Donoso pone el dato sobre la mesa como si fuera una ficha de dominó. Diego le mira con asombro. Le viene a la mente la vehemencia con la que el fraile le quiso arrancar esa información, el valor de ese anillo. Y su amigo tuerto, el policía escéptico, la ha conseguido con un simple seguimiento y vuelve con el nombre de una sociedad secreta.

—¿La crees? ¿No estaba delirando?

—La creo.

—Te parecía una borracha, Donoso, ¿nos fiamos de ella?

Donoso sirve dos vasos de vino de la jarra. Hay algo ceremonial en lo que está haciendo y Diego lo advierte. Levanta el vaso.

—Grisi está conmigo. La he dejado durmiendo en mi casa: la voy a proteger. Soy policía; se supone que a eso es a lo que debo dedicarme.

Diego sonríe al comprender que está ante un hombre nuevo. La amargura se ha evaporado, ahora tras la coraza asoma un joven embriagado de ilusión.

—Suerte con ella, amigo.

Brindan y vacían sus vasos.

—¿Qué te cuenta de Asencio de las Heras?

—Que es un mero admirador. No es él quien la está amenazando.

—¿También en eso la crees?

—La creo. Y no lo pongas en duda, confía en mi olfato de policía. ¿Qué ha pasado con el anillo?

—La señora de Villafranca es un hueso duro de roer. Ayer no quiso venir conmigo para devolverle el anillo a Lucía. Me dijo que tiene que hacer primero unas comprobaciones sobre mí.

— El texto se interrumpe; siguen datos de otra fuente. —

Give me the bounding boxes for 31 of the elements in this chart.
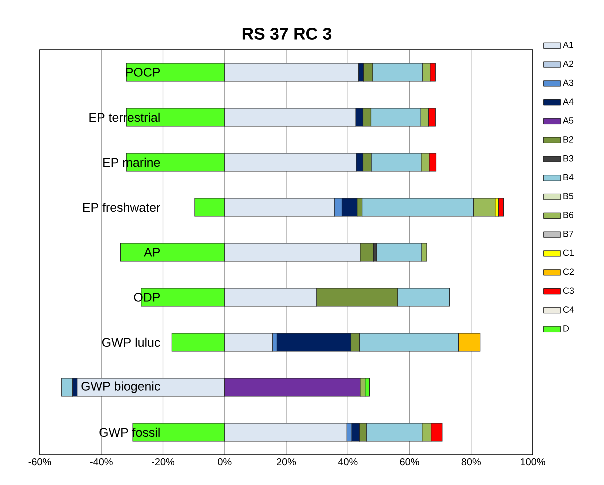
x-tick-label: -60% xyxy=(28,458,52,466)
x-tick-label: -20% xyxy=(152,458,175,466)
x-tick-label: -40% xyxy=(90,458,113,466)
x-tick-label: 100% xyxy=(521,458,546,466)
y-tick-label: AP xyxy=(144,248,160,257)
legend-label: A5 xyxy=(563,118,574,124)
legend-label: B6 xyxy=(564,212,574,218)
legend-label: A4 xyxy=(563,98,574,105)
x-tick-label: 20% xyxy=(277,458,296,466)
legend-label: B7 xyxy=(564,230,574,238)
legend-label: B2 xyxy=(564,136,574,143)
x-tick-label: 60% xyxy=(400,458,420,466)
legend-label: B4 xyxy=(564,174,574,181)
legend-label: B3 xyxy=(564,155,574,162)
legend-label: A3 xyxy=(563,80,574,86)
x-tick-label: 80% xyxy=(462,458,482,466)
chart-title: RS 37 RC 3 xyxy=(242,28,332,40)
x-tick-label: 0% xyxy=(218,458,232,466)
legend-label: B5 xyxy=(564,193,574,200)
y-tick-label: EP freshwater xyxy=(83,202,160,212)
bar xyxy=(498,198,504,217)
y-tick-label: GWP biogenic xyxy=(82,382,160,394)
legend-label: C2 xyxy=(563,268,574,276)
legend-label: D xyxy=(564,326,570,332)
legend-label: C1 xyxy=(563,250,574,256)
legend-label: A1 xyxy=(563,42,574,48)
legend-label: A2 xyxy=(563,60,574,68)
y-tick-label: GWP luluc xyxy=(102,338,160,348)
x-tick-label: 40% xyxy=(338,458,358,466)
legend-label: C4 xyxy=(563,306,574,314)
legend-label: C3 xyxy=(563,288,574,294)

—¿Cómo es posible que no se fíe de ti, un periodista muerto de hambre que no paga el alquiler?

—Necesito el anillo, Donoso. Si no me lo trae, tendré que arrancárselo de otro modo.

—¿Le vas a dar una paliza a una aristócrata? Lo digo por coger sitio en la plazuela de la Cebada para presenciar tu ejecución.

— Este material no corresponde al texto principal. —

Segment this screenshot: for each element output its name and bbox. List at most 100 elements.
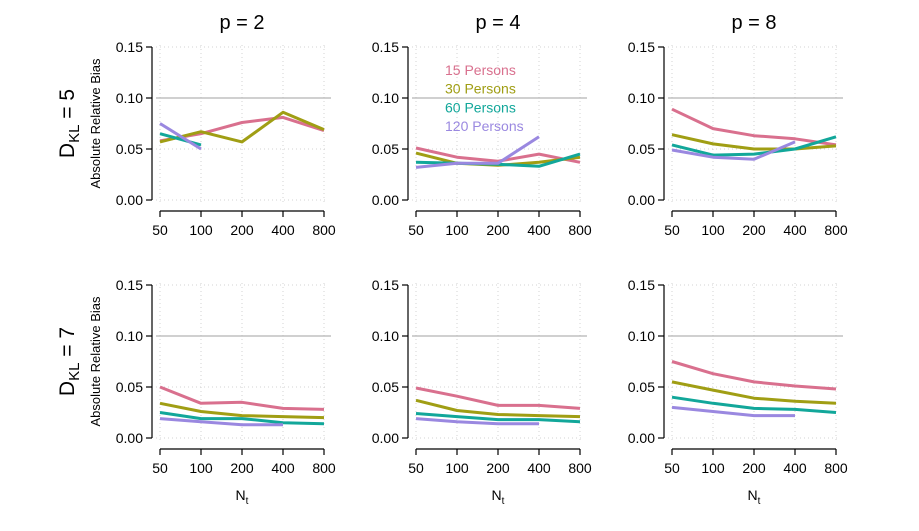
x-axis-title-subscript: t — [246, 496, 249, 507]
panel-1-0: 0.00 0.05 0.10 0.15 50 100 200 400 800 Absolute R… — [88, 277, 336, 507]
x-axis-title: Nt — [492, 487, 505, 507]
y-tick-label: 0.15 — [628, 277, 655, 293]
series-line-60-persons — [671, 135, 837, 157]
y-tick-label: 0.10 — [116, 328, 143, 344]
x-tick-label: 200 — [486, 222, 510, 238]
legend-entry: 120 Persons — [445, 118, 524, 134]
x-tick-label: 400 — [527, 222, 551, 238]
series-line-30-persons — [671, 133, 837, 151]
series-line-120-persons — [671, 405, 795, 418]
legend-entry: 30 Persons — [445, 81, 516, 97]
y-tick-label: 0.00 — [628, 430, 655, 446]
x-axis-title-subscript: t — [502, 496, 505, 507]
column-title: p = 8 — [731, 12, 776, 34]
row-title-subscript: KL — [66, 363, 83, 381]
y-tick-label: 0.05 — [116, 379, 143, 395]
y-tick-label: 0.00 — [372, 192, 399, 208]
series-line-15-persons — [415, 386, 581, 410]
x-tick-label: 50 — [408, 460, 424, 476]
series-line-15-persons — [415, 146, 581, 164]
x-tick-label: 100 — [189, 222, 213, 238]
row-title-main: D — [56, 143, 79, 158]
y-tick-label: 0.00 — [372, 430, 399, 446]
x-tick-label: 400 — [271, 222, 295, 238]
y-tick-label: 0.10 — [116, 90, 143, 106]
x-tick-label: 50 — [664, 222, 680, 238]
x-tick-label: 800 — [312, 460, 336, 476]
x-tick-label: 100 — [445, 222, 469, 238]
panel-0-1: 0.00 0.05 0.10 0.15 50 100 200 400 800 — [372, 39, 592, 238]
x-axis-title-main: N — [236, 487, 246, 503]
x-axis-title: Nt — [748, 487, 761, 507]
y-tick-label: 0.10 — [372, 90, 399, 106]
x-tick-label: 200 — [230, 222, 254, 238]
column-titles: p = 2 p = 4 p = 8 — [219, 12, 776, 34]
x-tick-label: 100 — [701, 460, 725, 476]
x-tick-label: 400 — [783, 222, 807, 238]
series-line-30-persons — [159, 401, 325, 420]
series-line-120-persons — [415, 417, 539, 426]
row-title-rest: = 5 — [56, 89, 79, 125]
x-tick-label: 50 — [152, 222, 168, 238]
column-title: p = 2 — [219, 12, 264, 34]
series-line-30-persons — [671, 380, 837, 405]
y-tick-label: 0.05 — [116, 141, 143, 157]
y-tick-label: 0.05 — [372, 379, 399, 395]
x-tick-label: 50 — [664, 460, 680, 476]
row-title-main: D — [56, 381, 79, 396]
x-tick-label: 800 — [312, 222, 336, 238]
y-tick-label: 0.00 — [628, 192, 655, 208]
x-tick-label: 50 — [152, 460, 168, 476]
panel-0-0: 0.00 0.05 0.10 0.15 50 100 200 400 800 Absolute R… — [88, 39, 336, 238]
y-tick-label: 0.15 — [116, 39, 143, 55]
series-line-30-persons — [159, 110, 325, 144]
x-tick-label: 200 — [230, 460, 254, 476]
x-tick-label: 100 — [701, 222, 725, 238]
x-tick-label: 200 — [486, 460, 510, 476]
x-axis-title-main: N — [748, 487, 758, 503]
x-axis-title-subscript: t — [758, 496, 761, 507]
y-tick-label: 0.05 — [628, 141, 655, 157]
panel-1-1: 0.00 0.05 0.10 0.15 50 100 200 400 800 Nt — [372, 277, 592, 507]
series-line-120-persons — [159, 122, 202, 151]
series-line-15-persons — [671, 107, 837, 147]
y-tick-label: 0.10 — [628, 90, 655, 106]
y-tick-label: 0.15 — [372, 39, 399, 55]
x-tick-label: 800 — [568, 222, 592, 238]
y-tick-label: 0.15 — [116, 277, 143, 293]
row-title-rest: = 7 — [56, 327, 79, 363]
y-tick-label: 0.15 — [372, 277, 399, 293]
x-tick-label: 400 — [271, 460, 295, 476]
y-tick-label: 0.10 — [628, 328, 655, 344]
x-tick-label: 400 — [783, 460, 807, 476]
y-tick-label: 0.05 — [372, 141, 399, 157]
x-tick-label: 800 — [824, 460, 848, 476]
y-axis-title: Absolute Relative Bias — [88, 296, 103, 427]
y-tick-label: 0.00 — [116, 430, 143, 446]
x-tick-label: 400 — [527, 460, 551, 476]
row-title: DKL = 5 — [56, 89, 83, 158]
series-line-120-persons — [159, 417, 283, 427]
series-line-15-persons — [159, 385, 325, 411]
series-line-60-persons — [671, 395, 837, 414]
y-tick-label: 0.00 — [116, 192, 143, 208]
legend-entry: 60 Persons — [445, 99, 516, 115]
x-axis-title: Nt — [236, 487, 249, 507]
panels: 0.00 0.05 0.10 0.15 50 100 200 400 800 Absolute R… — [88, 39, 848, 507]
x-axis-title-main: N — [492, 487, 502, 503]
x-tick-label: 200 — [742, 222, 766, 238]
panel-1-2: 0.00 0.05 0.10 0.15 50 100 200 400 800 Nt — [628, 277, 848, 507]
row-title: DKL = 7 — [56, 327, 83, 396]
series-line-30-persons — [415, 398, 581, 419]
x-tick-label: 50 — [408, 222, 424, 238]
y-tick-label: 0.10 — [372, 328, 399, 344]
x-tick-label: 100 — [189, 460, 213, 476]
series-line-120-persons — [415, 135, 540, 169]
panel-0-2: 0.00 0.05 0.10 0.15 50 100 200 400 800 — [628, 39, 848, 238]
y-tick-label: 0.15 — [628, 39, 655, 55]
x-tick-label: 200 — [742, 460, 766, 476]
series-line-120-persons — [671, 140, 796, 161]
series-line-60-persons — [159, 411, 325, 426]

—Veo que el amor te afila el ingenio. Me voy, Donoso. Tengo que intentar averiguar algo sobre esos carbonarios. Si Grisi te cuenta algo más...

—Serás el primero en saberlo.

 

 

Los domingos, a Augusto Morentín le gusta tomarse un vino en una de las tabernas de Jacometrezo. Es una forma de hacer tiempo y de mezclarse con el populacho, pulsar el sentir general, las preocupaciones de la calle. Pero hoy está casi desierta. La epidemia de cólera sigue causando estragos y cada vez hay menos gente que se aventura fuera de sus cuatro paredes. El latigazo de violencia que supuso la matanza de frailes el pasado jueves tampoco ha ayudado. Mientras paladea un vino de Valdepeñas, piensa en su periodista favorito de todos los que trabajan para él, en Diego Ruiz. Nunca se lo dice para que no se le suba a la cabeza, pero le recuerda a él mismo hace unos años: se pelea por sus temas, es obstinado, capaz de hacerle frente hasta al director del periódico. Es un buen profesional, con una escritura cercana, directa y apasionada, tiene raza y corazón. Tal vez haya llegado el momento de ofrecerle un sueldo al mes, de contratarle en exclusiva.

Como si le hubiera convocado, Diego aparece por la puerta.

—Don Augusto...

—Precisamente pensaba en ti y en el futuro; ¿te apetece una copa de vino?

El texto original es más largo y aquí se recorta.